Bilindiği gibi yakında ülkemizde mahalli seçimler
yapılacak. Yurttaşlar olarak bizler sandık başına gidip köyümüzü, mahallemizi,
ilçemizi ve de illerimizi yönetecek yerel yöneticileri seçeceğiz. Adaylar
belirlendi. Siyasi partilerimiz hızlı bir propaganda dönemine girdi. Dilerim bu
seçimlerde masraftan kaçınılır! Önceki seçimlerde gördüğümüz ses ve görüntü
kirliliğine muhatap olmayız.
Altı
yıl Almanya’da Türkçe ve Türk Kültürü ünvanlıyla öğretmenlik yaptım. O ülkede
çalıştığım altı yıl boyunca çeşitli seçimlere tanık oldum. Bizdeki gibi metre
ile ölçülecek billboardlar görmedim. En büyük afiş 60 cm X 40 cm boyutunda
vardı yoktu. Hepsi bu kadar. Bizdeki gibi araba konvoyları, klakson sesleri… Benzeri
çağ dışı hareketleri de hiç görmedim. Asıl anlatmak istediğin daha başka:
140
daireli bir sitede oturuyorum. Sitemizi belediye başkan aday ziyaret edip
projelerini sunuyorlar. Ayrıca ilçemizde hemşehri derneğimiz var. Derneğimiz de
aynı biçimde başkan adaylarınca ziyaret ediliyor. Adaylar konuşmalarını yapıyor ve bizlerin
dileklerini dinleyip, dileklerimizi değerlendiriyorlar. İlke edindim, bizi
ziyaret eden her parti adayına aşağıdaki dileklerimi (maruzatımı) seslendirdim ve
seslendirmeye devam edeceğim. Fazla değil isteklerim. Şunları arz ediyorum.
Hiçbir
Avrupa ülkesinde kent içinde trafik akışını yavaşlatmak adına cadde ve
sokaklarda bizde ki gibi kasis koymuyorlar. Kasislerin kabaca üç tür zararı var
halkımıza ve araçlarımıza.
Kasisler,
araçların parçalarına zarar verip açların erkenden eskimesine neden oluyor.
Zaman kaybı oluyor.
Ve daha da önemlisi aşırı akaryakıt
tüketiliyor kasisler nedeniyle. Çözüm:
Sürücüleri
eğitime alıp kasislerin ulusal ekonomimize olan zararları konusunda
bilgilendirme.
Kurallara uymayanlara caydırıcı cezalar verme.
Bu
konudaki önerimi iki adaya sundum. Değerlendireceklerini söylediler.
Bir
başka dileğim de şu konuda. İzmit, Derince, Körfez’den ta Gebze’ye kadar
ivedilikle raylı sisteme geçilmesi… İttifakın bir adayı bu önerime fazla sıcak
bakmadı. “Tabi raylı sistem Fransa’da, Almanya’da… çok faal bizde niçin olmasın?”
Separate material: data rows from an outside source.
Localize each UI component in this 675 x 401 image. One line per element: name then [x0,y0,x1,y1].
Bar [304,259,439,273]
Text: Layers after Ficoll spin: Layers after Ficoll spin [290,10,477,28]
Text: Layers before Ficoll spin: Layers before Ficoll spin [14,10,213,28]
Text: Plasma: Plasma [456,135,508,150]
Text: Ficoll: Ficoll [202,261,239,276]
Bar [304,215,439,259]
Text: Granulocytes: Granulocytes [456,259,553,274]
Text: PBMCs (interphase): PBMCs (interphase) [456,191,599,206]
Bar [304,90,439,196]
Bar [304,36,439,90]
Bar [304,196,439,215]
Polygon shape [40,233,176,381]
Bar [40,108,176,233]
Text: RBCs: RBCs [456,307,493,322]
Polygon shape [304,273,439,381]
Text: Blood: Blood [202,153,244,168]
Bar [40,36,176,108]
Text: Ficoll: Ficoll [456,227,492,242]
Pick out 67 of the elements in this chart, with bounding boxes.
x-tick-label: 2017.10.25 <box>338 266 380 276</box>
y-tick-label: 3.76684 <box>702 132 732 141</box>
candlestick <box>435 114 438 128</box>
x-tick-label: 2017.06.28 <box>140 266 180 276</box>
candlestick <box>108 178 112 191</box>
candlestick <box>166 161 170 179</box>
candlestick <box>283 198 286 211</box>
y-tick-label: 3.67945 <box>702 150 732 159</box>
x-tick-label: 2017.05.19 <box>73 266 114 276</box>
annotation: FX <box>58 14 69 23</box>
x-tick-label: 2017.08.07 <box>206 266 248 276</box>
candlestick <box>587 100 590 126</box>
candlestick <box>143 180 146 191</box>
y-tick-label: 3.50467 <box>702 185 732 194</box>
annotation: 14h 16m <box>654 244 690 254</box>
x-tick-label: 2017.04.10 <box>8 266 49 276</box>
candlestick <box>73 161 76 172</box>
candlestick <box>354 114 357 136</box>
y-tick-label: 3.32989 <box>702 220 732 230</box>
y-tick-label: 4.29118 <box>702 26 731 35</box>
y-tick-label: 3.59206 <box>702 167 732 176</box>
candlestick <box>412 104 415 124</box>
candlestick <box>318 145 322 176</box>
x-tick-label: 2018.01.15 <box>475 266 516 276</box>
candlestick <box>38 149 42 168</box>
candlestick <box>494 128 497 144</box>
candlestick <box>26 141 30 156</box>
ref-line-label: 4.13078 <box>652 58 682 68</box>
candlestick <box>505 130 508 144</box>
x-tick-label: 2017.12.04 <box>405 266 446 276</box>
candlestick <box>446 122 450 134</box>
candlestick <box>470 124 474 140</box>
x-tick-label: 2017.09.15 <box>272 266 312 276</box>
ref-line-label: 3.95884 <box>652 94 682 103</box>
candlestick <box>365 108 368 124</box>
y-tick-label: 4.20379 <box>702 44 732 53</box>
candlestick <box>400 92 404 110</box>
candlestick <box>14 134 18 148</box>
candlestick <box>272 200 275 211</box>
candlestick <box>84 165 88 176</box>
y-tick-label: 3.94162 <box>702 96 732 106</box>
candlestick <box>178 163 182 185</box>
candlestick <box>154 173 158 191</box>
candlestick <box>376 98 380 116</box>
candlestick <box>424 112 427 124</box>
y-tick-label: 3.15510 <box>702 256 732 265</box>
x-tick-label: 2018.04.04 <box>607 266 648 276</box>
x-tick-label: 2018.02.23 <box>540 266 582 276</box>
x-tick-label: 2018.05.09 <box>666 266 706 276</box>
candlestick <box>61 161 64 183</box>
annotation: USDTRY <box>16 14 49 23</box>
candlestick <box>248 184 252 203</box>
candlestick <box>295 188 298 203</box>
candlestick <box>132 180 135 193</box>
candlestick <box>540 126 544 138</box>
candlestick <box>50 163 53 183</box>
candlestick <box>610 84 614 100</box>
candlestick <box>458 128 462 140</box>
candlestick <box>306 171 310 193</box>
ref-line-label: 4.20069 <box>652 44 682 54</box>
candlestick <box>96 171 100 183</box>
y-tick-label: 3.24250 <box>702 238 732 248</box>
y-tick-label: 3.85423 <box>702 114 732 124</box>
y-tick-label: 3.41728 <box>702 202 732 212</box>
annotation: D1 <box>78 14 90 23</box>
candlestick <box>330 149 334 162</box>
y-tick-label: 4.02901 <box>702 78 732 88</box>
Demesine karşın sözlerini şöyle sürdürdü: “Belirtilen güzergâhlarda halk otobüs
sürücüleri çalışıyor. Raylı sisteme geçilirse bu insanlar işsiz kalır!” Bu
cevap bana matbaanın ülkemize gelmesini işsiz kalırız diye elle kitap
yazanların engellenmesini anımsattı.
Umarım
dileklerimle siyasilerimizi rahatsız etmiyorum. Yurttaş olarak halkıma yararlı
olduğuna inandığım görüşleri seslendirmezsem güzel insanlarıma, sevgili yurduma
karşı yurttaşlık görevimi yapmamış olurum.